The Donnelly and Shorter labs recently demonstrated that RNA-deficient TDP-43 undergoes aberrant LLPS. They developed two model systems, including a cellular model employing an optogenetic TDP-43 construct, to induce TDP-43 cytoplasmic inclusions selectively under the spatiotemporal control of light.

They successfully showed that treatment with oligonucleotides composed of TDP-43 target sequences prevents inclusions and rescues neurotoxicity in these model systems.

This collaborative project will execute a focused small molecule screen using a combination of the protein-based and cellular-based assays. Identification of selective inhibitors of aberrant phase transition of TDP-43 in cytoplasm could represent a novel therapeutic strategy for both ALS and FTD.


Antisense Oligonucleotides to Restore Expression of Full Length Stathmin 2 in Sporadic ALS

(QurAlis, Harvard University, University of Massachusetts Medical School) 

This collaboration is designed to provide tools, reagents, and possible therapeutics targeting the restoration of Stathmin 2 expression in the face of TDP-43 mis-localization.

It has long been known that approximately 95% of all individuals with ALS demonstrate mis-localization of TAR DNA binding protein (TDP-43). Prior work using models that induce greatly exaggerated expression of TDP-43 indicates that there may be a gain-of-function toxicity due to the mis-localization event. That is, high levels of TDP-43 in the cytoplasm of a cell can lead to cell death. More recently, it was demonstrated that mis-localization of TDP-43 also has a loss-of-function toxicity.

Loss of TDP-43 from the nucleus abrogates its normal function leading to mis-splicing of several proteins. The largest change is in the splicing and expression of Stathmin 2. Stathmin 2 is highly expressed in motor neurons and necessary for normal axonal maintenance and health. The presence of altered Stathmin-2 may be a proxy for the TDP-43 pathology that occurs in about half of all individuals with FTD and the majority of individuals with ALS. Truncated Stathmin-2 could potentially act as a surrogate biomarker, reflecting TDP-43 pathology and possibly as a measure of the effectiveness of treatments targeting the TDP-43.

This collaboration is designed to accomplish three goals: 1) to develop a humanized rodent model that can be used to aid in drug discovery; 2) provide tool compounds and possible drug candidates; and 3) provide a biomarker assay that can be used to determine that compounds are functioning as desired for people with ALS/FTD.


Poly(GR) and poly(GA) as Biomarkers and Therapeutic Targets in C9ORF72-ALS/FTD

(Biogen, University of Massachusetts Medical School, University of Michigan Medical School)

C9ORF72 gene mutations, the most common genetic cause of ALS and FTD, result in the production of five different dipeptide repeat (DPR) proteins. DPRs appear to play a central role in ALS/FTD pathogenesis, and animal models expressing them exhibit many hallmarks of human disease.

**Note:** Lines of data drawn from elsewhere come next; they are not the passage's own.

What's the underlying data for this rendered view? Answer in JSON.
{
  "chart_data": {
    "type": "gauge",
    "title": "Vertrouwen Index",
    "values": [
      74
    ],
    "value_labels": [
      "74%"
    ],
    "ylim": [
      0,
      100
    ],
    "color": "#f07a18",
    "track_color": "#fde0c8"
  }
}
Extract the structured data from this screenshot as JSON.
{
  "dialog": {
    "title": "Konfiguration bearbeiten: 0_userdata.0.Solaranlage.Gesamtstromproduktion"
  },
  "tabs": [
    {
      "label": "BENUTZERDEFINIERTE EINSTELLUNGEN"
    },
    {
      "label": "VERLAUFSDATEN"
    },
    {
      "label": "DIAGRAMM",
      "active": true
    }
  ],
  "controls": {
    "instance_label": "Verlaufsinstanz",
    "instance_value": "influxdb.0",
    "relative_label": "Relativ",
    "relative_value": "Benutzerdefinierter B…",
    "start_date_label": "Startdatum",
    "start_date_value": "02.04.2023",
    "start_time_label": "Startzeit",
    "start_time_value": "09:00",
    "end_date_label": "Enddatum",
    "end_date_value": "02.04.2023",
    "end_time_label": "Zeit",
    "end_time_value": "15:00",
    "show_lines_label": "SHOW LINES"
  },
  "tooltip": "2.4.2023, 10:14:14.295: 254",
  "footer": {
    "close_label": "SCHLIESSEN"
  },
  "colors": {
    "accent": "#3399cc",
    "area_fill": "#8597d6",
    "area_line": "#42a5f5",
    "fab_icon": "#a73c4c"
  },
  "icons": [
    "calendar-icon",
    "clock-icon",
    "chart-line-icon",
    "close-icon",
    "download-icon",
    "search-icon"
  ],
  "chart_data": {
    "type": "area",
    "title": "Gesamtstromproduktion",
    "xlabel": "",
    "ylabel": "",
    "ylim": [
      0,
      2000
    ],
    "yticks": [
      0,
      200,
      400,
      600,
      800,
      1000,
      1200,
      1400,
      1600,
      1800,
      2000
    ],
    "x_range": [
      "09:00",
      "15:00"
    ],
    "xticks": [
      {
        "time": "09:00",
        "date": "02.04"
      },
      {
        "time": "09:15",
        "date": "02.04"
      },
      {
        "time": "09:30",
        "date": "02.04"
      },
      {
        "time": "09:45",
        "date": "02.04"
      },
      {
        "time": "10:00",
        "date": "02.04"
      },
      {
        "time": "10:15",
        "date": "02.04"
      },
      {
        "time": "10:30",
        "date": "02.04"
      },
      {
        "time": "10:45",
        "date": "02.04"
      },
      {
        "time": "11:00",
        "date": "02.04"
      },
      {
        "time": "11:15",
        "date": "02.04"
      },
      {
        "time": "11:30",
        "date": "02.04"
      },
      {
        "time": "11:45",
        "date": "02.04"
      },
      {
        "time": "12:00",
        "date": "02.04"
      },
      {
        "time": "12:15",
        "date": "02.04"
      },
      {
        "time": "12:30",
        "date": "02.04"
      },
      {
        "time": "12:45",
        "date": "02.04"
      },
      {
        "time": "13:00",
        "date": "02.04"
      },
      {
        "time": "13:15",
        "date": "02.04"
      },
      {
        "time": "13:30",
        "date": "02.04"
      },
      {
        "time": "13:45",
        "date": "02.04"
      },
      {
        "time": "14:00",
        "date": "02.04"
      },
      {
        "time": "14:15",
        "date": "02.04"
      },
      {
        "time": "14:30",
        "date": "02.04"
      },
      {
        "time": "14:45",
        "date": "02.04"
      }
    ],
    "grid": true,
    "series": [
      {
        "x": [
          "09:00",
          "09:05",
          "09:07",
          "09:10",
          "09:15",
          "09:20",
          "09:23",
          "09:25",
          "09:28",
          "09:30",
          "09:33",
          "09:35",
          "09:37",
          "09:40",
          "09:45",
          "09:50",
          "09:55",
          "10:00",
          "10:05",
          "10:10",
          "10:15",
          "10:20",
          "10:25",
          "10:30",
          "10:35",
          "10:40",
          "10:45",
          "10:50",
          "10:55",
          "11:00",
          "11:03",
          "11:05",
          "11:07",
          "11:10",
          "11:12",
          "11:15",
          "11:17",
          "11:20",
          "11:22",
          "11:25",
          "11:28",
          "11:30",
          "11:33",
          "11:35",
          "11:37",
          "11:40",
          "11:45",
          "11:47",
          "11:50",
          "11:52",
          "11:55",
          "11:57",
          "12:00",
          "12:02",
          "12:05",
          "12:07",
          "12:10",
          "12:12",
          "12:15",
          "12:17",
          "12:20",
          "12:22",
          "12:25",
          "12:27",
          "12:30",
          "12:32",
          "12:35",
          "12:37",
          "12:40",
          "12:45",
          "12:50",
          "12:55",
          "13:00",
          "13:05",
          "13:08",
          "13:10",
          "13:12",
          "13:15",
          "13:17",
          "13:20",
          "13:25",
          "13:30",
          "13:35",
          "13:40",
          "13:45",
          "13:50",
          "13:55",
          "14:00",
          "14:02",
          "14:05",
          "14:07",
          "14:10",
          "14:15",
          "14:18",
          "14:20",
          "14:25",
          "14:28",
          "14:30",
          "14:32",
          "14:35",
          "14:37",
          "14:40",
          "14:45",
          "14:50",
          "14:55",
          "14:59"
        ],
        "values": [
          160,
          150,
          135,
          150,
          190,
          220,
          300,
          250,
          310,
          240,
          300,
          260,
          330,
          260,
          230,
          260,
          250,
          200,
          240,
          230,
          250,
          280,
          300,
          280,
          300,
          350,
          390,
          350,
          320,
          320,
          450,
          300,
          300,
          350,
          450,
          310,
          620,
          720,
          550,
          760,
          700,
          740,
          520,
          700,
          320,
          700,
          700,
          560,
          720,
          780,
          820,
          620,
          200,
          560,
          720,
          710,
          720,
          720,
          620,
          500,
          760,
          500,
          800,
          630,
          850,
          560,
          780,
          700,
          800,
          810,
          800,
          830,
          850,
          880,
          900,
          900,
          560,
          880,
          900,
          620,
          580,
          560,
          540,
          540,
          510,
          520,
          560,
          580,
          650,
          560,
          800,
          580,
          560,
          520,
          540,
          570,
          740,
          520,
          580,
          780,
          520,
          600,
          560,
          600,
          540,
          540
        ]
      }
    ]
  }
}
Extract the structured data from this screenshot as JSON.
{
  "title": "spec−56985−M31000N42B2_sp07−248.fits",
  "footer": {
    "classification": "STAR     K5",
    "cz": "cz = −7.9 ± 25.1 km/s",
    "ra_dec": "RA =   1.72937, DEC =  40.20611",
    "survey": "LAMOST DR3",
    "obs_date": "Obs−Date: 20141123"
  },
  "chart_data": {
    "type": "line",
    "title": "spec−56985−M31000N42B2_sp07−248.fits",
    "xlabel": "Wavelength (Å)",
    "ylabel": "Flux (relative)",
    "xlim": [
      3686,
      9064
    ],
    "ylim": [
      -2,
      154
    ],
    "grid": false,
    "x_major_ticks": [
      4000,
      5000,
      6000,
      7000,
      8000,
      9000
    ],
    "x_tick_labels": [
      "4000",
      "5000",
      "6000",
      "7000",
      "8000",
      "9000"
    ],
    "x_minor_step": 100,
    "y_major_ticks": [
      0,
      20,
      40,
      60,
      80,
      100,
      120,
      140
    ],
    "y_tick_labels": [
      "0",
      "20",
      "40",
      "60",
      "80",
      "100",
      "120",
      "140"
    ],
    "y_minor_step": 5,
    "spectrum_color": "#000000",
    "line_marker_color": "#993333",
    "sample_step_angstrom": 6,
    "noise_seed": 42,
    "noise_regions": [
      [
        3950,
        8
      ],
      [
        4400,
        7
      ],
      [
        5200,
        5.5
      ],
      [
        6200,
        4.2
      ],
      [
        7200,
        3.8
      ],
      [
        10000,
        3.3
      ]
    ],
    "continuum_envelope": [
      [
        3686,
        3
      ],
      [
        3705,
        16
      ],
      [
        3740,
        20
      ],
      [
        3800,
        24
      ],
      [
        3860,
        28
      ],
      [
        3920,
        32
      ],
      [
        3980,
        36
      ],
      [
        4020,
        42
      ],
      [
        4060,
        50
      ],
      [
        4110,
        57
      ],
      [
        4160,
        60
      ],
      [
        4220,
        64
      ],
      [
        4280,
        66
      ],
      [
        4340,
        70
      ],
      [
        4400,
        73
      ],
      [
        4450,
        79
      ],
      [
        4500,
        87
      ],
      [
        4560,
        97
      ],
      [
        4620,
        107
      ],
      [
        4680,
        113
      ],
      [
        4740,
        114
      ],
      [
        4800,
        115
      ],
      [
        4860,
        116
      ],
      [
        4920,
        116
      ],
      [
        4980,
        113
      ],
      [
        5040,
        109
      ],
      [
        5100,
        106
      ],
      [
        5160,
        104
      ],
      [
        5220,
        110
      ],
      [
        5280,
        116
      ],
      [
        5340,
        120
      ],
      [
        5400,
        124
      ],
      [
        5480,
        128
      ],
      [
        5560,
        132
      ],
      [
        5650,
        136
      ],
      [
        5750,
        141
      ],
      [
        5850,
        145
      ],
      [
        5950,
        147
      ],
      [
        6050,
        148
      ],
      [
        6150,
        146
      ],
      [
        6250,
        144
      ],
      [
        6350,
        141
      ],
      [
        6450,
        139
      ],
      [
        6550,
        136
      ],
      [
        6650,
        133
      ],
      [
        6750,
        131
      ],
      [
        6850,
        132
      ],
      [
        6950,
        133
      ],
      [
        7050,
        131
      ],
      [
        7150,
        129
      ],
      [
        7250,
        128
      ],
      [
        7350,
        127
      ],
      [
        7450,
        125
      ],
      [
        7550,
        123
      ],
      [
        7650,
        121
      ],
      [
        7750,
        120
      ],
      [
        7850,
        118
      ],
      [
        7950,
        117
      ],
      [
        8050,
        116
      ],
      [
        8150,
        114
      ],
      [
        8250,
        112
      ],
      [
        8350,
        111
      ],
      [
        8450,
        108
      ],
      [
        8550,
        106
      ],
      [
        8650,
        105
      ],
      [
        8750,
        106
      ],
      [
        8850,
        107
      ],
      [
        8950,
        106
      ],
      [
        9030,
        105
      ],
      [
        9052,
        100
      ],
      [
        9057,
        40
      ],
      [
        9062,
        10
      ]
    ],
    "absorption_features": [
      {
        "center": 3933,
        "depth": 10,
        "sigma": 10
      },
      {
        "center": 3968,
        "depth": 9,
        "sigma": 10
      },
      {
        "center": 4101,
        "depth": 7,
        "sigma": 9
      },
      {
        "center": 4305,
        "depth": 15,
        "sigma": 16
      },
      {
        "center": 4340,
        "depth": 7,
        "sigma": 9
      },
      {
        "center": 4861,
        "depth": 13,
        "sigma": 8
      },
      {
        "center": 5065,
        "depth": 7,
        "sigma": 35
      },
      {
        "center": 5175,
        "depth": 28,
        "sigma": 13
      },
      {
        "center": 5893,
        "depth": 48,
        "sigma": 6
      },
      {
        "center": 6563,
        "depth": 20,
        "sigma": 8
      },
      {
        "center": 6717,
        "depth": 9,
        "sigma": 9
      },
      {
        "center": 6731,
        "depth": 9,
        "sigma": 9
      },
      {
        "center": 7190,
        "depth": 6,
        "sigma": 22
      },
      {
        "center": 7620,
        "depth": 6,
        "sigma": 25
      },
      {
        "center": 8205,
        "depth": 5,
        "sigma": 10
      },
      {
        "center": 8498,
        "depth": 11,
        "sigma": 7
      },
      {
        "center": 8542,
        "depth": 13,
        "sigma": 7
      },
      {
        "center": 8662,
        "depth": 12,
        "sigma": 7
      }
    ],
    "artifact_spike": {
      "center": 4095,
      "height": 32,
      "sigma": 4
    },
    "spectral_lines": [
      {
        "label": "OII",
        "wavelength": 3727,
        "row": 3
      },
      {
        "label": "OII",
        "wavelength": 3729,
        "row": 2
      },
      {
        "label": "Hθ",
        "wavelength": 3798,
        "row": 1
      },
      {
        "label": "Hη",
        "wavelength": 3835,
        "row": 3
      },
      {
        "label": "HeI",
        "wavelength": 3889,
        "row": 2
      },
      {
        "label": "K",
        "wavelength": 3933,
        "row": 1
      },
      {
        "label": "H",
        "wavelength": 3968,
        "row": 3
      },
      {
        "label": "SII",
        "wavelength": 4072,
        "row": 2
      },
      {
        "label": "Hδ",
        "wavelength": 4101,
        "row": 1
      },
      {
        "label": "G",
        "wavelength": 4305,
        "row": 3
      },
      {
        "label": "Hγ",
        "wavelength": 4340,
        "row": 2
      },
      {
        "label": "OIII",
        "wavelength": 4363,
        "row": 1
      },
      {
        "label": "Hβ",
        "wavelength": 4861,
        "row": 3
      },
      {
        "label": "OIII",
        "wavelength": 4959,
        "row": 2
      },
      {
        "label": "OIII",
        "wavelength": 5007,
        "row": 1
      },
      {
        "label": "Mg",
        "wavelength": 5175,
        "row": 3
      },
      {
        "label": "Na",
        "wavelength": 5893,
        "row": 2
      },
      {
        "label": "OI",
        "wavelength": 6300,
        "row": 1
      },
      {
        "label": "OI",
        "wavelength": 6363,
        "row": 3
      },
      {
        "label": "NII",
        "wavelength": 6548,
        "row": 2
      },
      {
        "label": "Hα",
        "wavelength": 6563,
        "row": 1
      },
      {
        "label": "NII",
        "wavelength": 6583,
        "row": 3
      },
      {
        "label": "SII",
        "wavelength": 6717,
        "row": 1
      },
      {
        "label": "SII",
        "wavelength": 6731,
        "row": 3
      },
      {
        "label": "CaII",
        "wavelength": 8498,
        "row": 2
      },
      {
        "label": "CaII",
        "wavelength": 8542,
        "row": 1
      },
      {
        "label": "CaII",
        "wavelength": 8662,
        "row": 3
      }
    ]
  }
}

Studies have indicated that reducing the levels of these proteins in experimental systems can alleviate disease-related phenotypes, suggesting that interventions targeting the selective reduction of DPRs may represent promising therapeutic strategies. But it remains to be determined whether DPRs can serve as biomarkers for diagnosis or target-engagement. To address these critical questions, this consortium will work together to: (1) Measure select DPRs in tissue samples from C9ORF72 mutation carriers, as well as C9ORF72 patient-derived experimental cellular models; and (2) Identify potential therapeutic leads that effectively reduce the level and/or protect against DPR toxicity in animal and cellular models of C9ALS/FTD.